Roughly 40 protesters gathered outside of TCU Place, where a public consultation on policing was happening, to protest the controversial practice of “carding.”
“Anybody that’s listened to me talk before knows I certainly believe in social justice,” Weighill said. “I’ve talked many times about the systemic issues our aboriginal population is facing: of poverty, of poor housing, of racism, of disadvantage. Those are the issues we’ve got to work on.”
Weighill acknowledged the controversy about carding. He said the issue came up at a meeting Wednesday of the Saskatchewan Association of Chiefs of Police and the Saskatchewan Police Commission.
“We’re looking at the policy on street checks and how they’re implemented,” the police chief said, adding that they will review how the carding issue is unfolding in Ontario. But he said carding should continue as a police practice.
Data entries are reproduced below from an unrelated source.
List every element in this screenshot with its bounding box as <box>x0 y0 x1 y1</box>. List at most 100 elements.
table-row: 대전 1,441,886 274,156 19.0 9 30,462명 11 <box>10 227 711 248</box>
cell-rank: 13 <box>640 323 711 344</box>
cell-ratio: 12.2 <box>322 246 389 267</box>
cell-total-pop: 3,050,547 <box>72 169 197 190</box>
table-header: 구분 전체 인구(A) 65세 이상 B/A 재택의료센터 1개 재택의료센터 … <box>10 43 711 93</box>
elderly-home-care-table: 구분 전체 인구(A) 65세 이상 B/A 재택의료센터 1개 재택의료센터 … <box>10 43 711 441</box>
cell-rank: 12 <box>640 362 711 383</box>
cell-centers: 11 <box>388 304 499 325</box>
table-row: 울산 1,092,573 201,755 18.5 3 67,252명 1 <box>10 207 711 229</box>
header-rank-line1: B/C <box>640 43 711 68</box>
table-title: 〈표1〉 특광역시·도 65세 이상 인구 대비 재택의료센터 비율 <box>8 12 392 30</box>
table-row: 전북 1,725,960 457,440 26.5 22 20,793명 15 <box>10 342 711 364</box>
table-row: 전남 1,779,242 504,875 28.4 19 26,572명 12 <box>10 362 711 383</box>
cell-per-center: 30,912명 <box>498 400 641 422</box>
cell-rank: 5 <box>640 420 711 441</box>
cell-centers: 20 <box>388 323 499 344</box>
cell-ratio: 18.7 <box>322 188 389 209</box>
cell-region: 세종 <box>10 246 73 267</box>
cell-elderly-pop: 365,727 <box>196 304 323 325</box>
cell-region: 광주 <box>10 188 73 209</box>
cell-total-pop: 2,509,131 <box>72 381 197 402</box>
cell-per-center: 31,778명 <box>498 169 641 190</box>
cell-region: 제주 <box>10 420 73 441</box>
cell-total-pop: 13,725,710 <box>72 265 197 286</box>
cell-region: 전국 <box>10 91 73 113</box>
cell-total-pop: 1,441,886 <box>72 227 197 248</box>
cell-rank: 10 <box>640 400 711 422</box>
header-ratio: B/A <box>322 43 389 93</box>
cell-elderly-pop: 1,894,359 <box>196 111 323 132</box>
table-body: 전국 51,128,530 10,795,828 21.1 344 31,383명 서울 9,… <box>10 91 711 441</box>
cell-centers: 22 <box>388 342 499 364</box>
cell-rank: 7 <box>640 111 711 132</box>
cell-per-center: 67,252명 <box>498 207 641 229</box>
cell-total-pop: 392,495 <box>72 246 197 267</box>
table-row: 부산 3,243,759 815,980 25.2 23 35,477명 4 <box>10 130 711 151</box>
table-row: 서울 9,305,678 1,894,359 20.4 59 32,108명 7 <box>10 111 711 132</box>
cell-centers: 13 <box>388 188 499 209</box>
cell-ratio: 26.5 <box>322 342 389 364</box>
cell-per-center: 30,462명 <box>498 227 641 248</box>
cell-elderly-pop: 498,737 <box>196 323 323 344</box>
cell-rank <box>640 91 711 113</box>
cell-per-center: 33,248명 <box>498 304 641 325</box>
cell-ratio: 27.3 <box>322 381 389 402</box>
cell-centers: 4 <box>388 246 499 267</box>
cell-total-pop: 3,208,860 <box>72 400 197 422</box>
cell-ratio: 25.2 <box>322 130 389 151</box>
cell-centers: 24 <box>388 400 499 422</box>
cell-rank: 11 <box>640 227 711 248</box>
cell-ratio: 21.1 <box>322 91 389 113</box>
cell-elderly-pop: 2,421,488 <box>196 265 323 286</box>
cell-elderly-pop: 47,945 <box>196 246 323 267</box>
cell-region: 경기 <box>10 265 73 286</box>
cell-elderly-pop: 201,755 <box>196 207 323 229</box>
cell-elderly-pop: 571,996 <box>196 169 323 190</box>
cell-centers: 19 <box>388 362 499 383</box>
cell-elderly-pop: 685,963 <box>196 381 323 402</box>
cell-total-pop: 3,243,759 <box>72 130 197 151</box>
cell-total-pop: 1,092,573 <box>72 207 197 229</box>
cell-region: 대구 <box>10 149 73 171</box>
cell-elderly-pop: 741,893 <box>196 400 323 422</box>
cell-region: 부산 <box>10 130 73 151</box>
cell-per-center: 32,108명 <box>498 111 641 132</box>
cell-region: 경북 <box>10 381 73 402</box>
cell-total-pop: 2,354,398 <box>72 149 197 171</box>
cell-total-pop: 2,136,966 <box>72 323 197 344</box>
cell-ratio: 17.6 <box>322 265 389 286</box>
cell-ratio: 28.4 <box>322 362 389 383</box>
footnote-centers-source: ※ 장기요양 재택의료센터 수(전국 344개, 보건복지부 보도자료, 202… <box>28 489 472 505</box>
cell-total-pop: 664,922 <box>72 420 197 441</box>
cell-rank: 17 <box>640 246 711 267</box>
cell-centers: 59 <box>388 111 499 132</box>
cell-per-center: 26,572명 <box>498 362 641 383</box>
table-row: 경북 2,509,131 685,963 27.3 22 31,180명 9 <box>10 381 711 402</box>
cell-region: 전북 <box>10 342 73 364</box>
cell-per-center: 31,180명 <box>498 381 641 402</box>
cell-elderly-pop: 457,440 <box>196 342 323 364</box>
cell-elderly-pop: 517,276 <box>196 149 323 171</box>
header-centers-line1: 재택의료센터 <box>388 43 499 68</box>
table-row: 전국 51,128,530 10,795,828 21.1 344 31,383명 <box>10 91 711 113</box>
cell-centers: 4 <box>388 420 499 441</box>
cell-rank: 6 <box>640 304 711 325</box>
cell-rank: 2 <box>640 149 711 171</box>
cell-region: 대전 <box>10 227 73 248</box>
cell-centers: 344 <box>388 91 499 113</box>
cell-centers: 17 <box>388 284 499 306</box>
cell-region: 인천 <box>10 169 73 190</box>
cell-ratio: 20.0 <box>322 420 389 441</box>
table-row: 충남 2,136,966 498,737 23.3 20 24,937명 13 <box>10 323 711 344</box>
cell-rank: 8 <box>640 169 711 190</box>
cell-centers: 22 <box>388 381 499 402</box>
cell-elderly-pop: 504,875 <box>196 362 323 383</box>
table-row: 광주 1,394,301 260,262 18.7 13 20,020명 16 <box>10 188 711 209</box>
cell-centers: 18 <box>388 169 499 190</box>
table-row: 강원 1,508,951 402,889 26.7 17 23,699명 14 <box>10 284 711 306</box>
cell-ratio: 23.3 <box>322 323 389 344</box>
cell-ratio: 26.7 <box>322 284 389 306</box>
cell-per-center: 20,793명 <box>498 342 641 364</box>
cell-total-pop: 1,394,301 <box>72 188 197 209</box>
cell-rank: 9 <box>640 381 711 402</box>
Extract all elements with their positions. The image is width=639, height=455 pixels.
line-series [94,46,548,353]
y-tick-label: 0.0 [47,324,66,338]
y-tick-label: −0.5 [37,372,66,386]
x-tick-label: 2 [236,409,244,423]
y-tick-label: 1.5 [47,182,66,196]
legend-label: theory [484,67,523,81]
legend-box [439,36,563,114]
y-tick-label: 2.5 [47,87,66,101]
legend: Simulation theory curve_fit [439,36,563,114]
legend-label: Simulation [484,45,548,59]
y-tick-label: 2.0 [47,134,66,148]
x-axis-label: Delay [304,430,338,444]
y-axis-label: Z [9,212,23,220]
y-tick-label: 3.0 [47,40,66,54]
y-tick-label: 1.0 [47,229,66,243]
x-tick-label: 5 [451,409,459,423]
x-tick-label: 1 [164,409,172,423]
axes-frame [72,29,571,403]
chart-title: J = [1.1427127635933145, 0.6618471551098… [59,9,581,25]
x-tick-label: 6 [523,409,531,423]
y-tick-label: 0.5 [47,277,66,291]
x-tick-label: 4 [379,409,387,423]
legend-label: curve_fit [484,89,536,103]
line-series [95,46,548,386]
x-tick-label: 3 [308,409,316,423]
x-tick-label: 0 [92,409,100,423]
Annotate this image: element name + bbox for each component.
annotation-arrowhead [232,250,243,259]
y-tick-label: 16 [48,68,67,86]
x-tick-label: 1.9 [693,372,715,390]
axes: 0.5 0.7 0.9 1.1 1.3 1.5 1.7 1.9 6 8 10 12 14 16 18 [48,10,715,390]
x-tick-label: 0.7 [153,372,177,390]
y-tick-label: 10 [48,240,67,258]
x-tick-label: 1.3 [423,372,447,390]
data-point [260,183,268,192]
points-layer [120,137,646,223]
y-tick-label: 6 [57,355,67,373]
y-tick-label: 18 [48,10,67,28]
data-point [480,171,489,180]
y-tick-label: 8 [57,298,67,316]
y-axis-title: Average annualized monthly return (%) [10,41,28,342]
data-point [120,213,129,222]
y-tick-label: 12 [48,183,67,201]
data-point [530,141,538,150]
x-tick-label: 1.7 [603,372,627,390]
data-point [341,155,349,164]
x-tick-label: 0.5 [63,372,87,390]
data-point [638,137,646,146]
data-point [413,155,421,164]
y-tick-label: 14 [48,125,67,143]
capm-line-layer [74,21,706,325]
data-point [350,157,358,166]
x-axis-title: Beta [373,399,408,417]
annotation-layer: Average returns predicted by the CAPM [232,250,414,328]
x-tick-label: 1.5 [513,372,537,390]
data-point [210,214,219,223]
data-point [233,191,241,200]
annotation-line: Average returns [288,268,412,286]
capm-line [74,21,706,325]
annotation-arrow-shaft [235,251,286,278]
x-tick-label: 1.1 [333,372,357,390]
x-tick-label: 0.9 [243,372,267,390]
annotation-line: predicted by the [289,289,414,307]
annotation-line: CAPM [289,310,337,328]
Prior to Weighill speaking, filmmaker and activist Tasha Hubbard spoke to the crowd giving examples of people who say they were stopped by police without having done anything wrong.
“What is the message when indigenous people and other marginalized peoples are incessantly carded? The message is that indigenous people, people of colour, people who are poor, do not belong, that they are not welcome in certain spaces,” she said.
When asked about Clive Weighill speaking to the crowd, Hubbard said, “I think it’s good that the police chief is responding to it, I’m just not sure this was the right space.”
Saskatoon police have confirmed that nearly 4,500 people were stopped and asked for identification in the city last year, an average that is higher than other Canadian cities such as Toronto, Ottawa and Montreal.